295 – Le discours et les miracles d’Arbel, déjà évangélisée par Philippe de Jacob
4 octobre 1945
Le jeudi 4 octobre 1945.
295.1 - À la première personne à laquelle ils s’adressent pour demander des nouvelles de Philippe de Jacob, ils se rendent compte du travail qu’a fait le jeune disciple. Celle qu’ils interrogent, une vieille femme ridée qui porte avec beaucoup de peine un broc plein d’eau, fixe de ses yeux creusés par l’âge le beau visage de Jean. Il lui a posé en souriant la question, en disant auparavant: “La paix soit avec toi” si doux que la vieille en a été conquise, elle dit:
“Tu es le Messie?”
“Non, mais son apôtre. Le voici qui vient.”
La petite vieille met par terre son broc et s’en va dans la direction indiquée pour ensuite s’agenouiller devant Jésus.

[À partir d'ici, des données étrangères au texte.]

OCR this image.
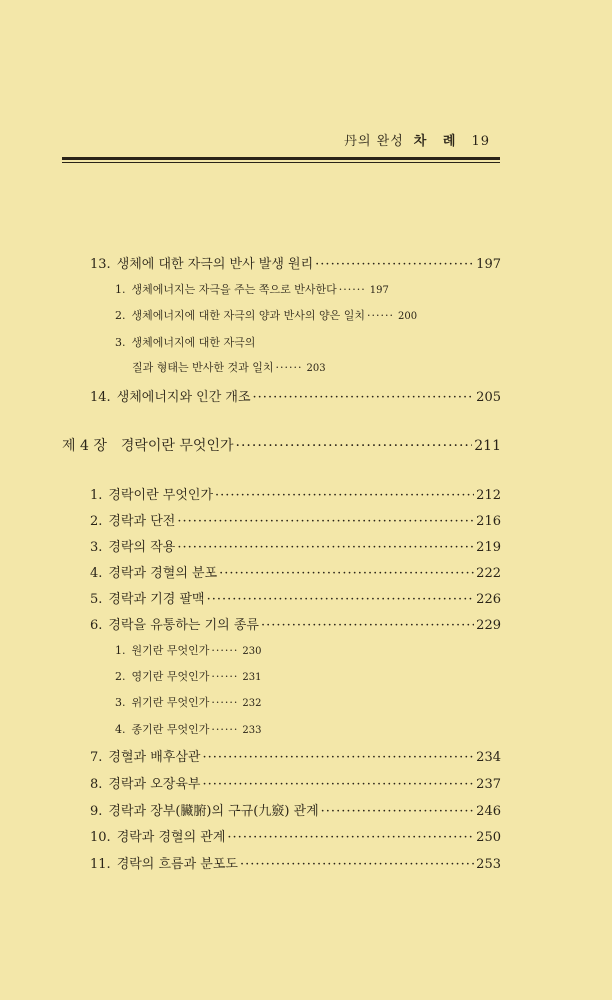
丹의 완성 차 례 19
13. 생체에 대한 자극의 반사 발생 원리 ·····	197
1. 생체에너지는 자극을 주는 쪽으로 반사한다 ······	197
2. 생체에너지에 대한 자극의 양과 반사의 양은 일치 ······	200
3. 생체에너지에 대한 자극의
질과 형태는 반사한 것과 일치 ······	203
14. 생체에너지와 인간 개조 ·····	205
제 4 장 경락이란 무엇인가 ·····	211
1. 경락이란 무엇인가 ·····	212
2. 경락과 단전 ·····	216
3. 경락의 작용 ·····	219
4. 경락과 경혈의 분포 ·····	222
5. 경락과 기경 팔맥 ·····	226
6. 경락을 유통하는 기의 종류 ·····	229
1. 원기란 무엇인가 ······	230
2. 영기란 무엇인가 ······	231
3. 위기란 무엇인가 ······	232
4. 종기란 무엇인가 ······	233
7. 경혈과 배후삼관 ·····	234
8. 경락과 오장육부 ·····	237
9. 경락과 장부(臟腑)의 구규(九竅) 관계 ·····	246
10. 경락과 경혈의 관계 ·····	250
11. 경락의 흐름과 분포도 ·····	253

Jean, resté seul avec Simon devant le broc qui s’est renversé en répandant la moitié de son contenu, sourit en disant à son compagnon:
“Il convient de prendre ce broc et d’aller retrouver la petite vieille.”
Et il le fait en se mettant en route, alors que son compagnon ajoute:
“Et il servira pour boire, nous avons tous soif.”
Ils rejoignent la petite vieille qui, ne sachant ce qu’elle doit dire précisément, continue de répéter:
“Beau, saint Fils de la plus sainte Mère!”
Elle se tient à genoux buvant des yeux le visage de Jésus qui lui sourit en disant à son tour:
“Lève-toi, mère. Mais lève-toi donc!”
Quand ils la rejoignent, Jean lui dit:
“Nous avons pris ton broc, mais il s’est renversé. Il y a peu d’eau. Mais si tu le permets, nous boirons cette eau et puis nous remplirons le broc.”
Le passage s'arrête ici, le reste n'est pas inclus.